Mevlaya karşı hüsnü zanda bulunmaya, güven ve iç huzuruna en çok hak sahibi olan hangi fırkadır? Her şeyin mülkü elinde olan, göklerin ve yerin Rabbi’ni dost edinen fırka mı yoksa ne kendilerine ne de başkalarına yararı ya da zararı dokunmayan rableri dost edinen fırka mı? Cevap net ve açık olarak geliyor...“İman edip de imanlarına zulüm karıştırmayanlar var ya; işte güven onların hakkıdır. Doğru yolu bulmuş olanlar da onlardır.” (6, En’am/82)

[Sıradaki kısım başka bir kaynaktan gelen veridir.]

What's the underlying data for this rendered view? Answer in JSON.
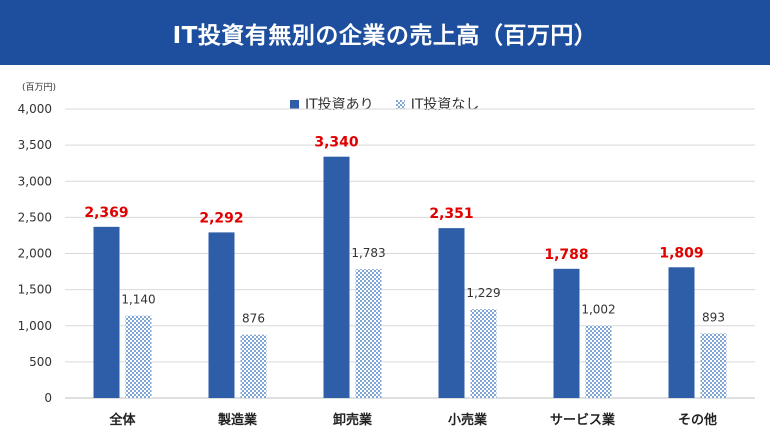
{
  "header": {
    "title": "IT投資有無別の企業の売上高（百万円）"
  },
  "colors": {
    "header_bg": "#1d4f9e",
    "series_with_it": "#2e5ea8",
    "series_without_it_pattern": "#7fa6d6",
    "highlight_label": "#e00000",
    "axis_text": "#333333",
    "grid": "#d9d9d9"
  },
  "chart_data": {
    "type": "bar",
    "title": "IT投資有無別の企業の売上高（百万円）",
    "unit_label": "(百万円)",
    "categories": [
      "全体",
      "製造業",
      "卸売業",
      "小売業",
      "サービス業",
      "その他"
    ],
    "series": [
      {
        "name": "IT投資あり",
        "values": [
          2369,
          2292,
          3340,
          2351,
          1788,
          1809
        ]
      },
      {
        "name": "IT投資なし",
        "values": [
          1140,
          876,
          1783,
          1229,
          1002,
          893
        ]
      }
    ],
    "value_labels": [
      [
        "2,369",
        "2,292",
        "3,340",
        "2,351",
        "1,788",
        "1,809"
      ],
      [
        "1,140",
        "876",
        "1,783",
        "1,229",
        "1,002",
        "893"
      ]
    ],
    "yticks": [
      "0",
      "500",
      "1,000",
      "1,500",
      "2,000",
      "2,500",
      "3,000",
      "3,500",
      "4,000"
    ],
    "ylim": [
      0,
      4000
    ],
    "grid": true,
    "legend_position": "top-center"
  }
}
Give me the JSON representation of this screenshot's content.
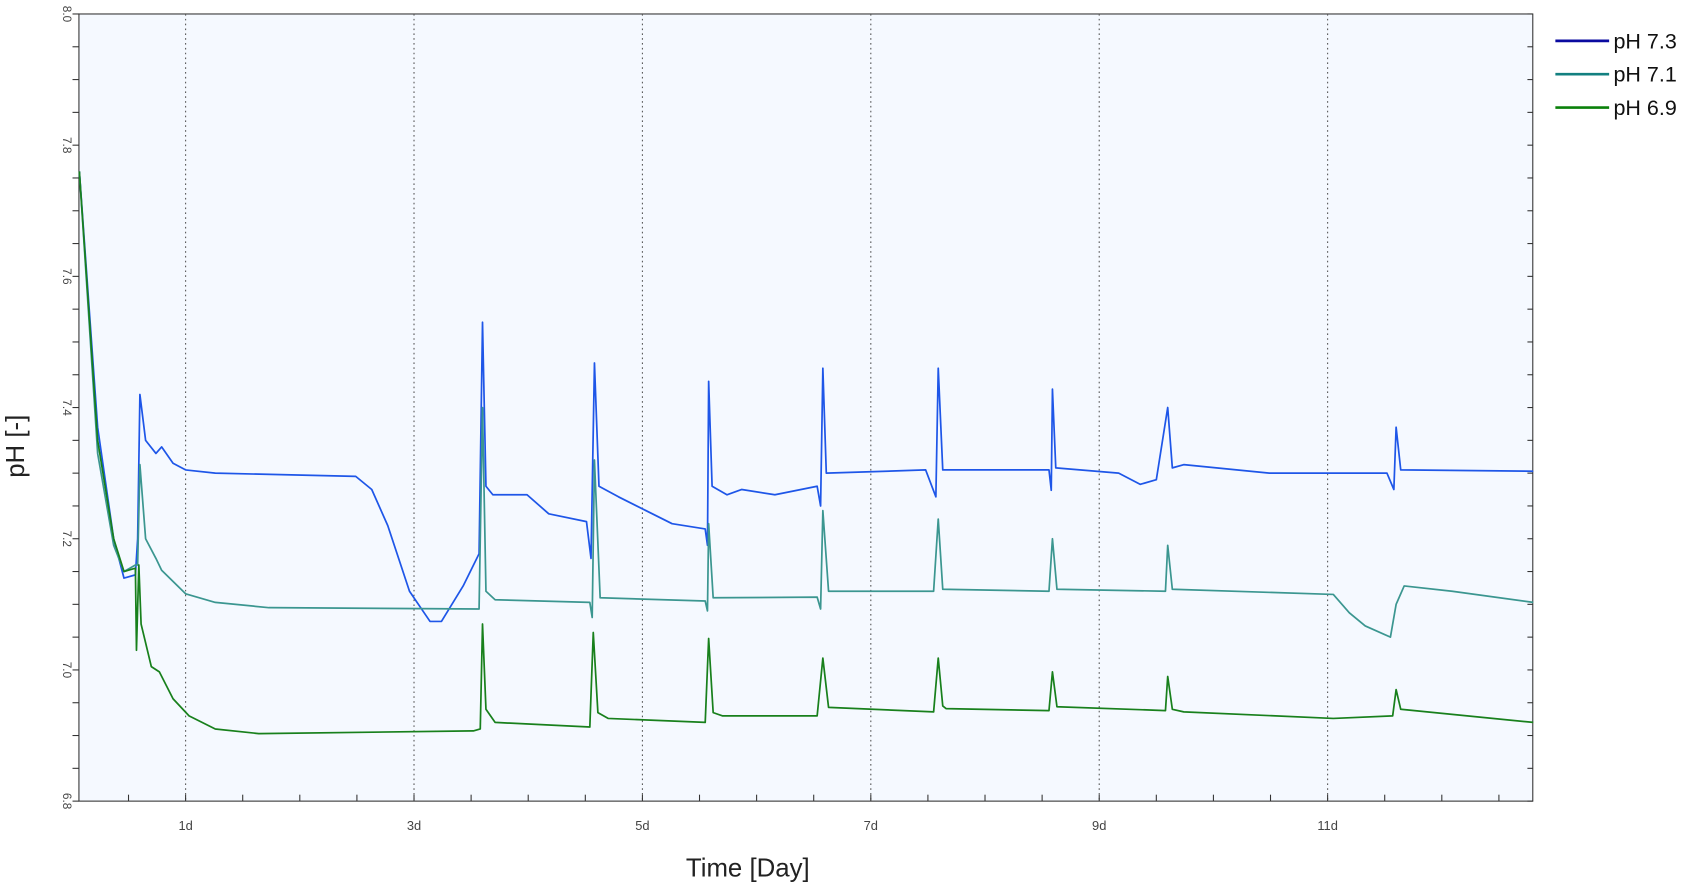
{
  "chart_data": {
    "type": "line",
    "title": "",
    "xlabel": "Time [Day]",
    "ylabel": "pH [-]",
    "xlim": [
      0.07,
      12.8
    ],
    "ylim": [
      6.8,
      8.0
    ],
    "x_ticks": [
      1,
      3,
      5,
      7,
      9,
      11
    ],
    "x_tick_labels": [
      "1d",
      "3d",
      "5d",
      "7d",
      "9d",
      "11d"
    ],
    "y_ticks": [
      6.8,
      7.0,
      7.2,
      7.4,
      7.6,
      7.8,
      8.0
    ],
    "y_tick_labels": [
      "6.8",
      "7.0",
      "7.2",
      "7.4",
      "7.6",
      "7.8",
      "8.0"
    ],
    "grid": "vertical dotted at labelled days",
    "legend_position": "top-right outside",
    "background": "#f5f9ff",
    "series": [
      {
        "name": "pH 7.3",
        "color": "#1e56e8",
        "legend_color": "#0a0aa0",
        "x": [
          0.07,
          0.23,
          0.37,
          0.46,
          0.56,
          0.58,
          0.6,
          0.65,
          0.74,
          0.79,
          0.89,
          1.0,
          1.26,
          2.49,
          2.63,
          2.77,
          2.96,
          3.14,
          3.24,
          3.43,
          3.57,
          3.6,
          3.63,
          3.69,
          3.99,
          4.18,
          4.51,
          4.55,
          4.58,
          4.62,
          4.79,
          5.03,
          5.26,
          5.55,
          5.57,
          5.58,
          5.61,
          5.74,
          5.87,
          6.16,
          6.53,
          6.56,
          6.58,
          6.61,
          7.48,
          7.57,
          7.59,
          7.63,
          8.56,
          8.58,
          8.59,
          8.62,
          9.17,
          9.36,
          9.5,
          9.6,
          9.64,
          9.74,
          10.49,
          11.52,
          11.58,
          11.6,
          11.64,
          12.8
        ],
        "y": [
          7.76,
          7.37,
          7.2,
          7.14,
          7.145,
          7.2,
          7.42,
          7.35,
          7.33,
          7.34,
          7.315,
          7.305,
          7.3,
          7.295,
          7.275,
          7.22,
          7.12,
          7.074,
          7.074,
          7.128,
          7.177,
          7.53,
          7.28,
          7.267,
          7.267,
          7.238,
          7.226,
          7.17,
          7.468,
          7.28,
          7.264,
          7.243,
          7.223,
          7.215,
          7.19,
          7.44,
          7.28,
          7.267,
          7.275,
          7.267,
          7.28,
          7.25,
          7.46,
          7.3,
          7.305,
          7.264,
          7.46,
          7.305,
          7.305,
          7.274,
          7.428,
          7.308,
          7.3,
          7.283,
          7.29,
          7.4,
          7.308,
          7.313,
          7.3,
          7.3,
          7.275,
          7.37,
          7.305,
          7.303
        ]
      },
      {
        "name": "pH 7.1",
        "color": "#3b9690",
        "legend_color": "#138080",
        "x": [
          0.07,
          0.23,
          0.37,
          0.46,
          0.56,
          0.58,
          0.6,
          0.65,
          0.74,
          0.79,
          1.0,
          1.26,
          1.73,
          3.57,
          3.6,
          3.63,
          3.71,
          4.54,
          4.56,
          4.58,
          4.63,
          5.55,
          5.57,
          5.58,
          5.62,
          6.53,
          6.56,
          6.58,
          6.63,
          7.55,
          7.59,
          7.63,
          8.56,
          8.59,
          8.63,
          9.58,
          9.6,
          9.64,
          11.05,
          11.19,
          11.33,
          11.55,
          11.6,
          11.67,
          12.09,
          12.8
        ],
        "y": [
          7.76,
          7.33,
          7.19,
          7.15,
          7.16,
          7.16,
          7.313,
          7.2,
          7.17,
          7.152,
          7.116,
          7.103,
          7.095,
          7.093,
          7.4,
          7.12,
          7.107,
          7.103,
          7.08,
          7.32,
          7.11,
          7.105,
          7.09,
          7.223,
          7.11,
          7.111,
          7.093,
          7.243,
          7.12,
          7.12,
          7.23,
          7.123,
          7.12,
          7.2,
          7.123,
          7.12,
          7.19,
          7.123,
          7.115,
          7.087,
          7.067,
          7.05,
          7.1,
          7.128,
          7.12,
          7.103
        ]
      },
      {
        "name": "pH 6.9",
        "color": "#18801c",
        "legend_color": "#0a800a",
        "x": [
          0.07,
          0.23,
          0.37,
          0.46,
          0.56,
          0.57,
          0.59,
          0.61,
          0.7,
          0.77,
          0.89,
          1.03,
          1.26,
          1.64,
          3.52,
          3.58,
          3.6,
          3.63,
          3.71,
          4.54,
          4.57,
          4.61,
          4.7,
          5.55,
          5.58,
          5.62,
          5.7,
          6.53,
          6.58,
          6.63,
          7.55,
          7.59,
          7.63,
          7.66,
          8.56,
          8.59,
          8.63,
          9.58,
          9.6,
          9.64,
          9.74,
          11.05,
          11.57,
          11.6,
          11.64,
          12.8
        ],
        "y": [
          7.76,
          7.35,
          7.2,
          7.15,
          7.155,
          7.03,
          7.16,
          7.07,
          7.005,
          6.997,
          6.956,
          6.93,
          6.91,
          6.903,
          6.907,
          6.91,
          7.07,
          6.94,
          6.92,
          6.913,
          7.057,
          6.935,
          6.926,
          6.92,
          7.048,
          6.935,
          6.93,
          6.93,
          7.018,
          6.943,
          6.936,
          7.018,
          6.945,
          6.941,
          6.938,
          6.997,
          6.944,
          6.938,
          6.99,
          6.94,
          6.936,
          6.926,
          6.93,
          6.97,
          6.94,
          6.92
        ]
      }
    ]
  }
}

İç huzuru, güvenlik ve emniyet, Allah hakkında hüsnü zan beslemenin bir eseridir. Her biri tevhidin ürünüdür. İbrahim’in (aleyhisselam) kavmini hayal ediyorum. Onu elleri ile ateşin tam ortasına atmak için götürüyorlar. Böyle bir durumda dahi onun kalbinde Mevlasına duyduğu güvenden hiçbir şey eksilmiyor. Ve sadece “Allah bize yeter, O ne güzel vekildir” diyor.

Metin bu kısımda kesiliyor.